On peut chercher des raisons rationnelles. Il y a d’abord le dessin délicat de cette crête arrondie, la douceur accueillante de ce creux dans la colline. La scène qui s’élève devant les yeux répond à la verticalité de la toile, et propose un cadrage original d’où le ciel est presque absent. Mais quand on oublie la réalité, quand, de retour à la maison, on revient au tableau, une autre explication du choix de l’artiste saute aux yeux.
L’oeuvre s’appelle Champ de coquelicots, environs de Giverny. Quand Monet a peint ce vallon, en 1885, il était envahi de fleurs rouges. Et l’image d’une de ses toiles les plus célèbres s’impose. Camille et Jean, doublement peints dans leur promenade à travers un champ tout tacheté de coquelicots près d’Argenteuil, douze ans plus tôt.
C’est le souvenir de ce doux instant du passé qui ressurgit, me semble-t-il, quand Monet choisit de peindre ce vallon. La toile s’emplit alors de mélancolie, par l’absence de la gracieuse jeune femme.
Et par contraste avec l’image heureuse d’Argenteuil, quand l’avenir était riche de promesses, le paysage se ferme. La colline se dresse comme un mur. La mort de Camille a fait s’évanouir un certain rêve de bonheur.

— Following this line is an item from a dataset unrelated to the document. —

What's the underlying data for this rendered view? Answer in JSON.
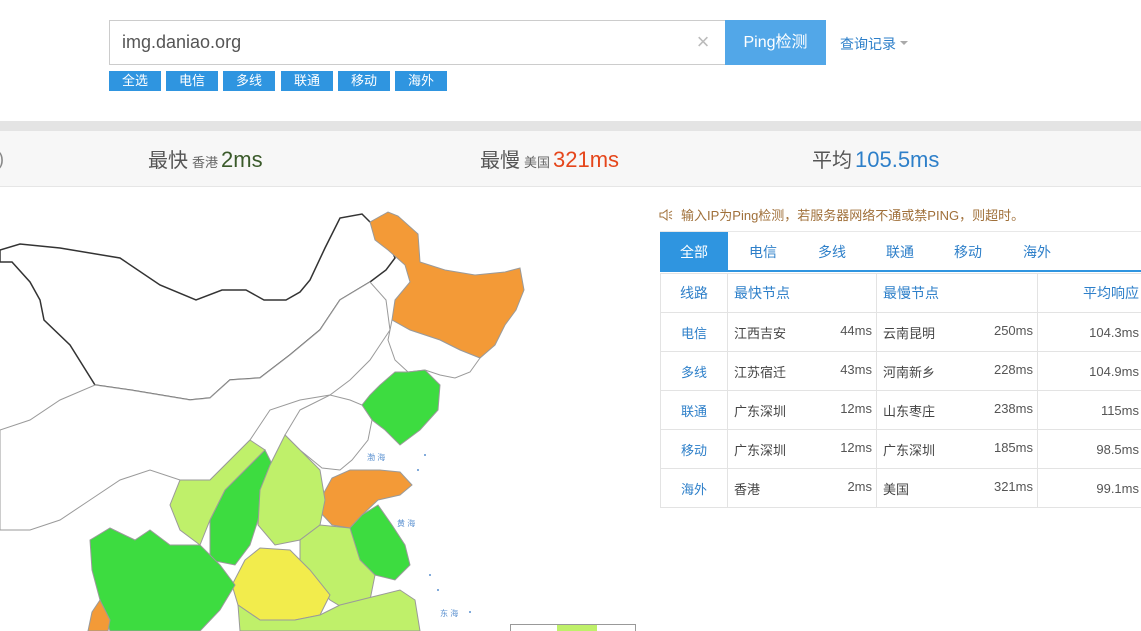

Les notes d’Ariane sont précises, justes et poétiques à la fois, à la manière des haikus qui envahissent l’esprit : longtemps après flotte leur parfum. Cette représentation-ci me frappe particulièrement, une dombe fleurie, un val fourré, une représentation végétale de l’intimité féminine, tantôt nappée de rouge, tantôt drapée de vert, l’accueil entre la rondeur de deux cuisses. On ne sait vraiment pas à quoi pensent et rêvent les hommes quand ils dessinent ou peignent des vallons, ou l’origine du monde. Pourvu qu’ils continuent de rêver…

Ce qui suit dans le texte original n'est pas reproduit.